De quoi tout cela nous parle-t-il ? Je me hasarderai ici à penser que cela nous parle de la mémoire et de ces béquilles archéologiques, du rognage dans le réel de ce dont on ne souhaite pas se souvenir, de la légende qu'il faut imprimer quand elle est plus belle que la réalité, du pouvoir de l'imagination et de son double dans l'univers négatif de l'utopie « L'imagination au pouvoir », du recadrage nécessaire pour passer la porte avec un paysage trop grand sous le bras, du pas chassé de l'esprit qui veut en un mouvement élégant et sans effort apparent appréhender plus qu'il ne le peut, de la vilaine façon qu'a le texte de mauvaise facture à gâter les images environnantes au fil du temps qui passe et de l'oubli qui guette, de l'accident heureux et de la trouvaille hasardeuse, de la délicieuse sauce qu'on fantasme de monter avec ces deux ingrédients, du saut dans le vide avec deux élastiques de bureau attachés aux chevilles, des objets perdus et retrouvés différents, plus loin, ailleurs, de l'inconscient que l'on croit toujours collectif mais qui se retrouve toujours à la fin seul dans son coin à espérer au renfort d'une cavalerie qui ne viendra pas, de tout cela sans doute un petit peu et de l'ellipse totale en particulier aussi.

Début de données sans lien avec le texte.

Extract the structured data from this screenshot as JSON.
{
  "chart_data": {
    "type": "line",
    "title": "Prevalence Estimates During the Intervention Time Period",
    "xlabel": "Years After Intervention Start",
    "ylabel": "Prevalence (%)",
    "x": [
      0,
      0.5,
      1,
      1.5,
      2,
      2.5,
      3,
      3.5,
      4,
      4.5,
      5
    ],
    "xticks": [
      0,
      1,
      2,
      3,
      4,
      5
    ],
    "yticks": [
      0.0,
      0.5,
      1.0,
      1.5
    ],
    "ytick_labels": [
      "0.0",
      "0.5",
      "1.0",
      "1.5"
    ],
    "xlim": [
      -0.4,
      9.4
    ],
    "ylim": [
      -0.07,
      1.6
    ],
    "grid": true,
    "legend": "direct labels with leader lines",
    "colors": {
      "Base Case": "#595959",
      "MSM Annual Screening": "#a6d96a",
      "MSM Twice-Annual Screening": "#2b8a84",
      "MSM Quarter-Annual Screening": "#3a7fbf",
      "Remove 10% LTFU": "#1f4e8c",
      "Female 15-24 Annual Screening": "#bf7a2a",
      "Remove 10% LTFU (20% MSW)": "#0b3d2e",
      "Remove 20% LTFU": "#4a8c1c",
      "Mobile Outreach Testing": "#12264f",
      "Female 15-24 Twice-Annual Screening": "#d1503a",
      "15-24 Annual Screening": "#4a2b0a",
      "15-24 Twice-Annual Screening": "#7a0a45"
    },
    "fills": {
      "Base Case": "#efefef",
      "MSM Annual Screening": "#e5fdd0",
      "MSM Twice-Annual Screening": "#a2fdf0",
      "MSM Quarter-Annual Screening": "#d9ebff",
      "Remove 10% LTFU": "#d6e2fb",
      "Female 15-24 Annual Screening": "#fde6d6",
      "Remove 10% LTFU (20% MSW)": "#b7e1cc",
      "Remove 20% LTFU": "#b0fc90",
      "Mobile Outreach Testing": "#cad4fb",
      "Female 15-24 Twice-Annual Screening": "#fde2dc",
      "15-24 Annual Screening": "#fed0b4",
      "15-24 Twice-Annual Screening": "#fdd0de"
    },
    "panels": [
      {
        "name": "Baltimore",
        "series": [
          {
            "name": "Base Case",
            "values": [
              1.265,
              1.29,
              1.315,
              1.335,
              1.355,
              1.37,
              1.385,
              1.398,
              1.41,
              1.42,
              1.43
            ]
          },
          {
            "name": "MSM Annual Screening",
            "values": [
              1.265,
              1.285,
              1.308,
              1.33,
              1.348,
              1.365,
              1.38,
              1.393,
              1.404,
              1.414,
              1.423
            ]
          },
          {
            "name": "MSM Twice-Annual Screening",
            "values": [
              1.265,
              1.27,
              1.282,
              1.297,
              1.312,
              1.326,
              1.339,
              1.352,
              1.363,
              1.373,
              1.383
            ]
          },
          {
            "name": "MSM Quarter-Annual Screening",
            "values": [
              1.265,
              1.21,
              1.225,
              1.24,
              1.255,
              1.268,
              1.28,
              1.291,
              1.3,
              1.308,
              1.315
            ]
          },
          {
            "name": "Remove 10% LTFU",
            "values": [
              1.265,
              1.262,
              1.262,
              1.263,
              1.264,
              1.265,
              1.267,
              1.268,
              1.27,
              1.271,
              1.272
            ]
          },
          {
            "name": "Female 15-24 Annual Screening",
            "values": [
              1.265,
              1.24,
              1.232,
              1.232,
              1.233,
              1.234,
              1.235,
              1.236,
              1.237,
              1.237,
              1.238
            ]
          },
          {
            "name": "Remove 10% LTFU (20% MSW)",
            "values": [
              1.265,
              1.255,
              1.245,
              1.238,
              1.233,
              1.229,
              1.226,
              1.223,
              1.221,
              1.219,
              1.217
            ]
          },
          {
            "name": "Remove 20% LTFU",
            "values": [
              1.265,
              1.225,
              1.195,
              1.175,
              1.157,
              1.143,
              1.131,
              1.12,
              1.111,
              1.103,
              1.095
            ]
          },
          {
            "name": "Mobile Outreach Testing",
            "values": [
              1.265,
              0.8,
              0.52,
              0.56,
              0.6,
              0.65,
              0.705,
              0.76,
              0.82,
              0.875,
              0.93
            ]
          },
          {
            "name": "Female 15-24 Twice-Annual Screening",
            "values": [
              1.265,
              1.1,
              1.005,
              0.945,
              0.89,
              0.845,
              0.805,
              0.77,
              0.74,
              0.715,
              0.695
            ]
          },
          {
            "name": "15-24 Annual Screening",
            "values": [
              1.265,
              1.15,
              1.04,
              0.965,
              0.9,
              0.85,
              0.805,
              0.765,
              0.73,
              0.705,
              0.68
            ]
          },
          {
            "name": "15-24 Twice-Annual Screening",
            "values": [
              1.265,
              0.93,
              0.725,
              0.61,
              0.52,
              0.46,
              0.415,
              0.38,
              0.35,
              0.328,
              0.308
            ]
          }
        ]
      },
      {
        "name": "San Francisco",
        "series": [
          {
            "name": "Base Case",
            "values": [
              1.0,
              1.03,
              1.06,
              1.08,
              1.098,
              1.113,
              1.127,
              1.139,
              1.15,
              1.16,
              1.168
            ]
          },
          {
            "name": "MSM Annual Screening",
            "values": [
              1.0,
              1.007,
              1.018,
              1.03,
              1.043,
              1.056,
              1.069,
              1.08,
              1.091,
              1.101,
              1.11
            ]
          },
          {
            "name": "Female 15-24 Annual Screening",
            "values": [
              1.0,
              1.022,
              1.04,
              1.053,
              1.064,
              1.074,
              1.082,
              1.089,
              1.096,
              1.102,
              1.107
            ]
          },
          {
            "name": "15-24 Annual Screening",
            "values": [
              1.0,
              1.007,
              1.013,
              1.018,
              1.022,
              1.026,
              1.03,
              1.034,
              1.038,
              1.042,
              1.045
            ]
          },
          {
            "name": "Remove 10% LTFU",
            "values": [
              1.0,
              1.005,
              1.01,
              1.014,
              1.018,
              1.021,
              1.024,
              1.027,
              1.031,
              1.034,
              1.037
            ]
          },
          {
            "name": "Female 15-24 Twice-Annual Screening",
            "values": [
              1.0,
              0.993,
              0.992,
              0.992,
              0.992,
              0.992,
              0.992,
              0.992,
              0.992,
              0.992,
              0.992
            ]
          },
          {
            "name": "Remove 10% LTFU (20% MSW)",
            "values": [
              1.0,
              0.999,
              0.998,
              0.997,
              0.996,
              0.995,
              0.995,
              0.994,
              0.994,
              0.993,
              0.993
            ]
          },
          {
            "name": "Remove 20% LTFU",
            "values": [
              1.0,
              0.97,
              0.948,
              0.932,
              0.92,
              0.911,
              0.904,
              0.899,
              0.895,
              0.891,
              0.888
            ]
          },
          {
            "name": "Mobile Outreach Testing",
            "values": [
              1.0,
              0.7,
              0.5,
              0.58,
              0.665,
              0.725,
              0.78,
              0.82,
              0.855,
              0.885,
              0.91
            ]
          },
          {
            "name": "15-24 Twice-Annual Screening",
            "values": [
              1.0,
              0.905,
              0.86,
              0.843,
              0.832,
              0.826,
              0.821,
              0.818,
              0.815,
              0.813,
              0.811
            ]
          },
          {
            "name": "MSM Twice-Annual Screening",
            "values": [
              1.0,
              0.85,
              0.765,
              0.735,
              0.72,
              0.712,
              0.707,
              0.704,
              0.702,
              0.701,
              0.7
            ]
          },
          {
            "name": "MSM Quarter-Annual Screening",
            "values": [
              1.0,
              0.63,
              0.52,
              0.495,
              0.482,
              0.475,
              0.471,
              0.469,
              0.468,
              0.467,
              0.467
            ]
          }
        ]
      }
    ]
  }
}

Aïcha Hamu nous refait ici le coup du hors-champs, de La Rose pourpre du Caire, de l’expo-Cluedo, du décor dans le décor, de ces stratégies obliques dont elle est coutumière pour tronquer les histoires, de l’emprunt à court terme des figures de la mythologie contemporaine, de leur mastication frénétique jusqu’à perte des repères et du goût originel – passe-temps moderne où la narration, invariablement, finit souillée, aplatie comme un chewing-gum qui, pour longtemps, maculera, pâle et morne, les trottoirs de Broadway.